In an interesting turn of events, following a deadly weekend of hate-fueled mass shootings, United States President Donald Trump has denounced white supremacy. Just this past weekend, a mass shooter in Dayton, Ohio and one in El Paso Texas has left over forty innocent people dead and dozens more seriously injured. President Trump called the acts “barbaric”.
The president condemned white supremacy as federal investigators are looking into an anti-immigration manifesto which was allegedly written and left behind by the shooter in the El Paso event, Patrick Crusius.
In addition, President Trump said that he had spoken to Attorney General William Barr and is urging the US Department of Justice to instate the death penalty for all hate-crime mass murders.
President Trump said, “Mental illness and hatred pulled the trigger, not the gun”.
Adding, “In one voice, our nation must condemn racism, bigotry and white supremacism”.
Today, I am also directing the Department of Justice to propose legislation ensuring that those who commit hate crimes and mass murders face the DEATH PENALTY – and that this capital punishment be delivered quickly, decisively, and without years of needless delay. pic.twitter.com/BDXdpelK7F
— Donald J. Trump (@realDonaldTrump) August 5, 2019
He also stated that video games “glorifying violence” have become commonplace and must be “substantially reduced”. A sentiment which has been adopted and echoed by the Republican Partry since the 1990s.
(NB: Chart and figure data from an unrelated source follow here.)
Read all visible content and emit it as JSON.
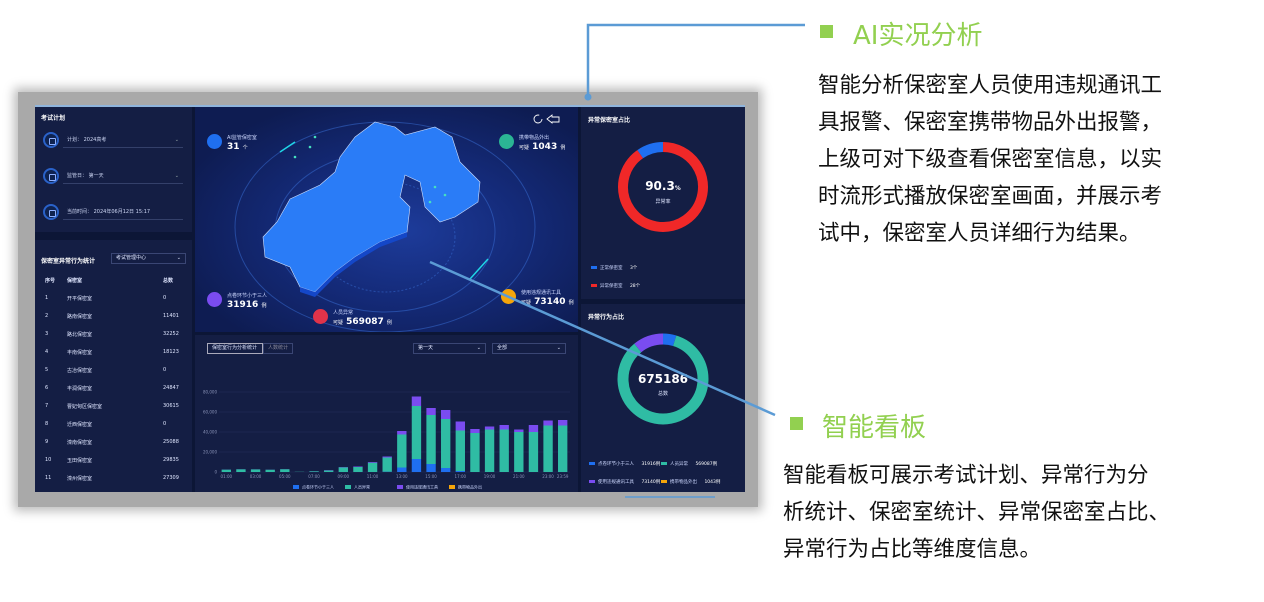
{
  "dashboard": {
    "exam_plan": {
      "title": "考试计划",
      "plan_label": "计划：",
      "plan_value": "2024高考",
      "day_label": "监管日：",
      "day_value": "第一天",
      "time_label": "当前时间：",
      "time_value": "2024年06月12日 15:17"
    },
    "room_stats": {
      "title": "保密室异常行为统计",
      "filter_value": "考试管理中心",
      "columns": [
        "序号",
        "保密室",
        "总数"
      ],
      "rows": [
        [
          "1",
          "开平保密室",
          "0"
        ],
        [
          "2",
          "路南保密室",
          "11401"
        ],
        [
          "3",
          "路北保密室",
          "32252"
        ],
        [
          "4",
          "丰南保密室",
          "18123"
        ],
        [
          "5",
          "古冶保密室",
          "0"
        ],
        [
          "6",
          "丰润保密室",
          "24847"
        ],
        [
          "7",
          "曹妃甸区保密室",
          "30615"
        ],
        [
          "8",
          "迁西保密室",
          "0"
        ],
        [
          "9",
          "滦南保密室",
          "25088"
        ],
        [
          "10",
          "玉田保密室",
          "29835"
        ],
        [
          "11",
          "滦州保密室",
          "27309"
        ]
      ]
    },
    "map": {
      "icons": [
        "refresh-icon",
        "back-icon"
      ],
      "stats": [
        {
          "label": "AI监管保密室",
          "prefix": "",
          "value": "31",
          "unit": "个",
          "color": "#1f6ff0",
          "icon": "building-icon"
        },
        {
          "label": "携带物品外出",
          "prefix": "可疑",
          "value": "1043",
          "unit": "例",
          "color": "#2bb594",
          "icon": "bag-icon"
        },
        {
          "label": "点卷环节小于三人",
          "prefix": "",
          "value": "31916",
          "unit": "例",
          "color": "#7a4cf0",
          "icon": "people-icon"
        },
        {
          "label": "使用违规通讯工具",
          "prefix": "可疑",
          "value": "73140",
          "unit": "例",
          "color": "#f5a50a",
          "icon": "phone-icon"
        },
        {
          "label": "人员异常",
          "prefix": "可疑",
          "value": "569087",
          "unit": "例",
          "color": "#e0334a",
          "icon": "person-icon"
        }
      ]
    },
    "behavior_chart": {
      "tabs": [
        "保密室行为分析统计",
        "人数统计"
      ],
      "active_tab": 0,
      "day_select": "第一天",
      "type_select": "全部"
    },
    "abnormal_room_ratio": {
      "title": "异常保密室占比",
      "center_value": "90.3",
      "center_unit": "%",
      "center_label": "异常率",
      "legend": [
        {
          "label": "正常保密室",
          "value": "3个",
          "color": "#1f6ff0"
        },
        {
          "label": "异常保密室",
          "value": "28个",
          "color": "#f02828"
        }
      ]
    },
    "abnormal_behavior_ratio": {
      "title": "异常行为占比",
      "center_value": "675186",
      "center_label": "总数",
      "legend": [
        {
          "label": "点卷环节小于三人",
          "value": "31916例",
          "color": "#1f6ff0"
        },
        {
          "label": "人员异常",
          "value": "569087例",
          "color": "#2fbca4"
        },
        {
          "label": "使用违规通讯工具",
          "value": "73140例",
          "color": "#7a4cf0"
        },
        {
          "label": "携带物品外出",
          "value": "1043例",
          "color": "#f5a50a"
        }
      ]
    }
  },
  "chart_data": [
    {
      "type": "bar",
      "stacked": true,
      "categories": [
        "01:00",
        "02:00",
        "03:00",
        "04:00",
        "05:00",
        "06:00",
        "07:00",
        "08:00",
        "09:00",
        "10:00",
        "11:00",
        "12:00",
        "13:00",
        "14:00",
        "15:00",
        "16:00",
        "17:00",
        "18:00",
        "19:00",
        "20:00",
        "21:00",
        "22:00",
        "23:00",
        "23:59"
      ],
      "tick_labels": [
        "01:00",
        "03:00",
        "05:00",
        "07:00",
        "09:00",
        "11:00",
        "13:00",
        "15:00",
        "17:00",
        "19:00",
        "21:00",
        "23:00",
        "23:59"
      ],
      "yticks": [
        "0",
        "20,000",
        "40,000",
        "60,000",
        "80,000"
      ],
      "ylim": [
        0,
        80000
      ],
      "grid": true,
      "legend_position": "bottom",
      "series": [
        {
          "name": "点卷环节小于三人",
          "color": "#1f6ff0",
          "values": [
            0,
            0,
            0,
            0,
            0,
            0,
            0,
            0,
            0,
            0,
            0,
            300,
            4500,
            13000,
            8000,
            4000,
            1000,
            0,
            0,
            0,
            0,
            0,
            0,
            0
          ]
        },
        {
          "name": "人员异常",
          "color": "#2fbca4",
          "values": [
            2400,
            2700,
            2600,
            2300,
            2800,
            200,
            700,
            1500,
            4700,
            5000,
            9300,
            14200,
            33000,
            53000,
            49000,
            49000,
            40500,
            39000,
            42500,
            42500,
            40000,
            40000,
            46500,
            46500
          ]
        },
        {
          "name": "使用违规通讯工具",
          "color": "#7a4cf0",
          "values": [
            100,
            100,
            100,
            100,
            100,
            0,
            100,
            300,
            300,
            500,
            700,
            1000,
            3500,
            9500,
            7000,
            9000,
            9000,
            4000,
            3000,
            4500,
            2500,
            7000,
            5000,
            5500
          ]
        },
        {
          "name": "携带物品外出",
          "color": "#f5a50a",
          "values": [
            0,
            0,
            0,
            0,
            0,
            0,
            0,
            0,
            0,
            0,
            0,
            0,
            0,
            0,
            0,
            0,
            0,
            0,
            0,
            0,
            0,
            0,
            0,
            0
          ]
        }
      ]
    },
    {
      "type": "pie",
      "donut": true,
      "labels": [
        "正常保密室",
        "异常保密室"
      ],
      "values": [
        3,
        28
      ],
      "colors": [
        "#1f6ff0",
        "#f02828"
      ]
    },
    {
      "type": "pie",
      "donut": true,
      "labels": [
        "点卷环节小于三人",
        "人员异常",
        "使用违规通讯工具",
        "携带物品外出"
      ],
      "values": [
        31916,
        569087,
        73140,
        1043
      ],
      "colors": [
        "#1f6ff0",
        "#2fbca4",
        "#7a4cf0",
        "#f5a50a"
      ]
    }
  ],
  "annotations": {
    "ai": {
      "title": "AI实况分析",
      "lines": [
        "智能分析保密室人员使用违规通讯工",
        "具报警、保密室携带物品外出报警，",
        "上级可对下级查看保密室信息，以实",
        "时流形式播放保密室画面，并展示考",
        "试中，保密室人员详细行为结果。"
      ]
    },
    "board": {
      "title": "智能看板",
      "lines": [
        "智能看板可展示考试计划、异常行为分",
        "析统计、保密室统计、异常保密室占比、",
        "异常行为占比等维度信息。"
      ]
    },
    "accent_color": "#92d050",
    "line_color": "#5b9bd5"
  }
}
Although President Trump suggested the government devise a “bipartisan solution”, he made no mention of gun regulations and laws. He stated he wants legislation requiring “strong background checks” while providing little details as to what that legislation might look like.
Hours before speaking to the public, from the white house, he released a statement on Twitter that a background check bill might be coupled with a bill to toughen the United State’s immigration policies, an effort which has been a focal point of this administration for some time. He gave no details as to these bills which have drawn heavy reproach from Democratic Party members.
We cannot let those killed in El Paso, Texas, and Dayton, Ohio, die in vain. Likewise for those so seriously wounded. We can never forget them, and those many who came before them. Republicans and Democrats must come together and get strong background checks, perhaps marrying….
— Donald J. Trump (@realDonaldTrump) August 5, 2019
Jerry Nadler, chairman of the House Judiciary Committee, told MSNBC, in an interview, “What’s [the] connection between background checks and immigration reform? That we have to keep guns out of the hands of the invading hordes? That’s disgusting. It reminds me of the 1930s in Germany.”
Both of the shooters in the weekend’s incidents in Ohio and Texas were United States citizens. Federal investigators are citing possible anti-immigration bias in the El Paso mass murder.
Since the beginning of his first term as US president, Donald Trump has attempted to marry and promote the building of a wall at the US – Mexico border with a reform of legal immigration restrictions which would prioritize merit over familial ties, which he believes to be gaining momentum.
In El Paso, Texas, where the death toll has officially risen to 22, there was opposition to President Trump’s proposed policies.
Helena Ramirez, a 42-year-old volunteer from San Francisco, who visits El Paso often to work with community groups has said that equating background checks and immigration had no logic according to an Independent Minds article.
She was quoted as saying, “The president is fomenting hate”. She also stated that she is afraid we may be heading towards a civil war with “all these people stockpiling weapons.”
Mental Health and Racism
However, Ramirez says she agrees with President Trump that we may have a problem with mental health.
The same article also quoted Hillary Chan, a 25-year-old volunteer from Oakland, California, who said that the president’s initiatives “did not make much sense” since it was not an immigrant who shot and killed innocent people in a Texas Walmart, it was “someone with deep-seated racism.”
A lawyer with the Las Americas Immigrant Advocacy Center in El Paso, Texas, Nicolas Palazzo, was quoted as saying, “It’s a false equation trying to tie this to immigration.”
Palazzo also stated that he doubts President Trump will pass any sort of relevant gun reform laws because he believes the National Rifle Association (NRA), a very powerful gun rights advocacy group, would not allow it. He told Independent Minds that we are seeing policies being drafted by the Republican Party which appear to be “deeply dangerous.”
While the Trump Administration has received much criticism, over the weekend, following a string of mass shootings, President Trump defensively attempted to assure the American people that his administration is dealing with the issue of gun violence.
Trump said, “We have done much more than most administrations. We have done actually a lot. But perhaps more has to be done,” and left it at that.
In the face of an increased frequency of mass shootings, Congress has done little to pass meaningful legislation regarding gun violence during this session due largely to pushback from the Republican-led senate. In this respect, the Republican Party, as a whole, seems unwavering, as is President Trump.